El escándalo que despertaron esta semana las afirmaciones del Alto Comisionado sobre la extradición es falso. La posición que ha asumido el gobierno es la única posible, si va a haber paz en Colombia. No es un asunto de firmar compromisos -para lo que no hay espacio- sino de comportamientos en el tiempo bajo estricta observación.

Por eso los paramilitares, además de otras cosas, van a tener que aceptar una privación de su libertad, si lo que quieren es que se desarrolle una institucionalidad que les dé seguridad. Esa seguridad sólo puede surgir de un ejercicio en construir reglas de juego que gocen de legitimidad, dentro de los límites que impone la realidad. Que es lo que es este proceso. Y lo que tienen que entender los 15 comandantes de la mesa de Ralito. Pueden preferir, claro, arrinconar al Alto Comisionado y cantar victoria. Serán victorias pírricas.

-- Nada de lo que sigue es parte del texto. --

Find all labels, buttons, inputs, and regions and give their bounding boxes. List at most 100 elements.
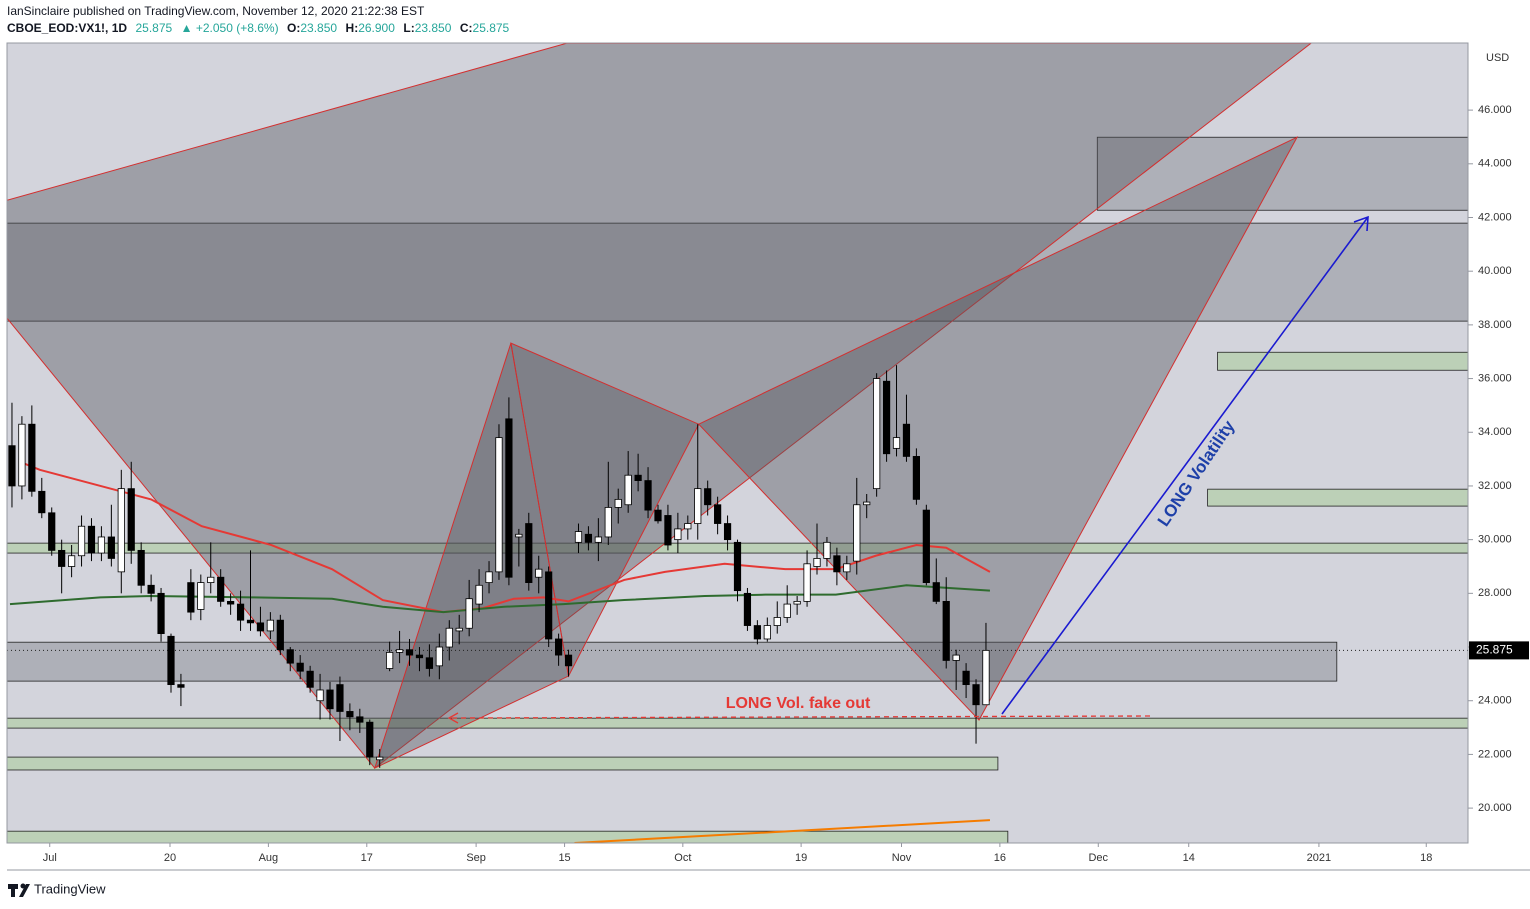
candle-body xyxy=(892,437,901,449)
candle-body xyxy=(157,592,165,635)
y-tick-label: 42.000 xyxy=(1478,211,1512,223)
candle-body xyxy=(793,600,801,605)
candle-body xyxy=(555,638,563,656)
candle-body xyxy=(68,555,76,567)
x-tick-label: Oct xyxy=(674,852,691,864)
candle-body xyxy=(773,617,781,626)
candle-body xyxy=(823,541,831,559)
candle-body xyxy=(217,576,225,602)
candle-body xyxy=(584,533,593,543)
candle-body xyxy=(276,619,284,651)
candle-body xyxy=(306,670,314,688)
candle-body xyxy=(723,523,732,541)
candle-body xyxy=(644,480,652,511)
candle-body xyxy=(187,582,195,613)
plot-border xyxy=(6,42,1469,844)
x-tick-label: 14 xyxy=(1183,852,1195,864)
zone xyxy=(1096,136,1468,211)
candle-body xyxy=(952,654,960,661)
candle-body xyxy=(87,525,96,554)
symbol-line: CBOE_EOD:VX1!, 1D 25.875 ▲ +2.050 (+8.6%… xyxy=(7,20,510,37)
candle-body xyxy=(843,563,851,573)
x-tick-label: 15 xyxy=(558,852,570,864)
y-tick-label: 40.000 xyxy=(1478,265,1512,277)
candle-body xyxy=(574,531,583,543)
candle-body xyxy=(356,716,364,723)
candle-body xyxy=(405,649,414,656)
candle-body xyxy=(48,512,56,551)
y-tick-label: 44.000 xyxy=(1478,158,1512,170)
candle-body xyxy=(197,582,205,610)
candle-body xyxy=(8,445,16,487)
price: 25.875 xyxy=(135,21,172,35)
x-tick-label: 20 xyxy=(164,852,176,864)
candle-body xyxy=(77,525,86,557)
candle-body xyxy=(873,378,881,490)
candle-body xyxy=(882,380,891,455)
x-tick-label: Sep xyxy=(466,852,486,864)
zone xyxy=(7,222,1468,322)
currency: USD xyxy=(1486,52,1509,64)
candle-body xyxy=(415,654,424,659)
candle-body xyxy=(475,584,483,605)
candle-body xyxy=(366,721,374,758)
candle-body xyxy=(147,584,155,594)
ohlc-value: 23.850 xyxy=(415,21,452,35)
last-price-box xyxy=(1469,641,1529,660)
candle-body xyxy=(266,619,274,632)
candle-body xyxy=(326,689,334,710)
candle-body xyxy=(117,488,125,573)
moving-average xyxy=(19,460,991,614)
candle-body xyxy=(395,649,404,653)
candle-body xyxy=(28,423,36,492)
y-tick-label: 20.000 xyxy=(1478,802,1512,814)
ohlc-value: 25.875 xyxy=(473,21,510,35)
x-tick-label: 19 xyxy=(795,852,807,864)
x-tick-label: 18 xyxy=(1420,852,1432,864)
y-tick-label: 24.000 xyxy=(1478,695,1512,707)
symbol: CBOE_EOD:VX1!, 1D xyxy=(7,21,127,35)
candle-body xyxy=(515,533,523,538)
x-tick-label: 2021 xyxy=(1307,852,1331,864)
zone xyxy=(1217,351,1468,371)
candle-body xyxy=(316,689,324,702)
candle-body xyxy=(664,515,672,546)
candle-body xyxy=(455,627,463,632)
candle-body xyxy=(137,549,145,586)
candle-body xyxy=(535,568,543,578)
candle-body xyxy=(495,437,503,573)
candle-body xyxy=(912,456,920,500)
candle-body xyxy=(803,563,811,602)
x-tick-label: Jul xyxy=(43,852,57,864)
candle-body xyxy=(982,649,990,706)
last-price-label: 25.875 xyxy=(1476,643,1513,657)
candle-body xyxy=(684,523,692,530)
candle-body xyxy=(177,684,185,688)
candle-body xyxy=(942,600,950,661)
candle-body xyxy=(932,582,940,602)
ohlc-key: H: xyxy=(346,21,359,35)
candle-body xyxy=(604,507,612,538)
arrow-long-vol xyxy=(1001,215,1369,715)
candle-body xyxy=(594,536,602,543)
candle-body xyxy=(38,490,46,514)
harmonic-pattern xyxy=(7,43,1313,769)
candle-body xyxy=(465,598,473,629)
x-tick-label: 17 xyxy=(361,852,373,864)
y-tick-label: 38.000 xyxy=(1478,319,1512,331)
candle-body xyxy=(346,711,354,718)
candle-body xyxy=(902,423,911,457)
candle-body xyxy=(654,509,662,522)
candle-body xyxy=(336,684,344,712)
annotation-fake-out: LONG Vol. fake out xyxy=(726,695,871,712)
candle-body xyxy=(634,474,642,481)
zone xyxy=(7,830,1009,843)
candle-body xyxy=(733,541,742,592)
candle-body xyxy=(704,488,712,506)
candle-body xyxy=(246,619,255,624)
candle-body xyxy=(833,555,841,573)
candle-body xyxy=(127,488,135,551)
moving-average xyxy=(9,584,991,614)
candle-body xyxy=(296,662,304,672)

Queda por último la estela que han dejado estos grupos a su paso. Esa historia se tendrá que escribir y recordar. En lo inmediato lo urgente es que cumplan con unas condiciones de transparencia que den estabilidad al proceso y que les permitan al final decir con credibilidad a los familiares de los hombres y mujeres que durante tantos años asesinaron de manera tan infame: perdón.